The strong part of Searle’s article is the argument that “syntax is not
semantics” — a computer that can calculate chess moves based on
pre-defined algorithms does not actually understand chess. Searle argues
successfully that Deep Blue is unintelligent in the same way that a
pocket calculator is unintelligent; it is simply manipulating symbols,
just as a human who speaks Chinese phrases using a transliteration is
manipulating symbols but does not understand Chinese.
Searle is right that Deep Blue is very far from being conscious. The
fact that a computer can beat a human at chess means about as much as
the fact that an automobile can move faster than a runner. Humans
designed the automobile; and human programmers chose the heuristics that
drive Deep Blue’s decisions.
Searle is less successful with the argument that a computer cannot have
intelligence, since a computer contains a mere model of intelligent
processes; and models are different from the physical things that they
represent.
Searle acknowledges that human intelligence is an emergent property of
neurons firing in the brain. This means, though, that intelligence is
based on circuitry, a pattern of information. Similarly, scientists are
gradually deciphering the informational patterns of genes and gene
expression. The lines between information and reality are not so clear
cut; it may be possible to develop living, even intelligent patterns in
some other medium.
Human intelligence probably has subtle dependencies on the biochemical
nature of the brain and the organism. Tom Ray makes this point
beautifully.
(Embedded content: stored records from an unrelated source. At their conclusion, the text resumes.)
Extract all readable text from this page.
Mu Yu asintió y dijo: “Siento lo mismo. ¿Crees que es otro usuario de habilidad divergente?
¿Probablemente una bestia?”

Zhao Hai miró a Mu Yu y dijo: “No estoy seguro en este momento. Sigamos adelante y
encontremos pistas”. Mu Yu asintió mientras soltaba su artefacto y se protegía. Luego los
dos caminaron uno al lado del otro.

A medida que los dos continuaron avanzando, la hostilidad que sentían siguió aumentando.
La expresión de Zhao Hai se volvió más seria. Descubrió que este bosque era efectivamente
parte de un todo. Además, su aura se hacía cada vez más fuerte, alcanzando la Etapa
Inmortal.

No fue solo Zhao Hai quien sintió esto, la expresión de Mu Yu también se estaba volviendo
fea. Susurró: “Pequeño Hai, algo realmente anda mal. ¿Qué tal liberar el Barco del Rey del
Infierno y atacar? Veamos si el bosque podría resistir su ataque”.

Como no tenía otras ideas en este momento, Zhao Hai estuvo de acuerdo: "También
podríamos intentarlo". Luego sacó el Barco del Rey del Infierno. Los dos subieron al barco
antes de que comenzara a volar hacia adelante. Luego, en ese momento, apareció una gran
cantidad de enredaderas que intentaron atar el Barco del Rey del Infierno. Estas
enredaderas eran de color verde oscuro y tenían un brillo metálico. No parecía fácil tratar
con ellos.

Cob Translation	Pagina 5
But it does not follow that the only possible kind of
intelligence requires a body; it certainly does not follow that theonly
kind of intelligence requires this sort of body.
It may be theoretically possible for intelligence to develop in some
other medium. But despite Kurzweil’s optimism, there is little evidence
that we have any idea how to do this. Searle is right that just because
we can program computers to play chess does not mean we are anywhere
near creating computers with conscious minds.

The Origin of Animal Body

The Origin of Animal Body Plans by Wallace Arthur

This is a test of the BookPost feature written by Paul Bauch. BookPost is a web service that lets you post book reviews while browsing the book on Amazon. Bookpost uses a JavaScript bookmarklet that calls an ASP script that uses the Amazon API to pull in the book’s title, author, and URL; and the Blogger API to automatically post to your weblog.
Unfortunately, the Amazon API does not seem to cover reviews; I would love to be able to cross-post reviews to Amazon and the weblog!
This book looks nontrivial but fascinating. Into the to-read queue it goes. So many books, so little time.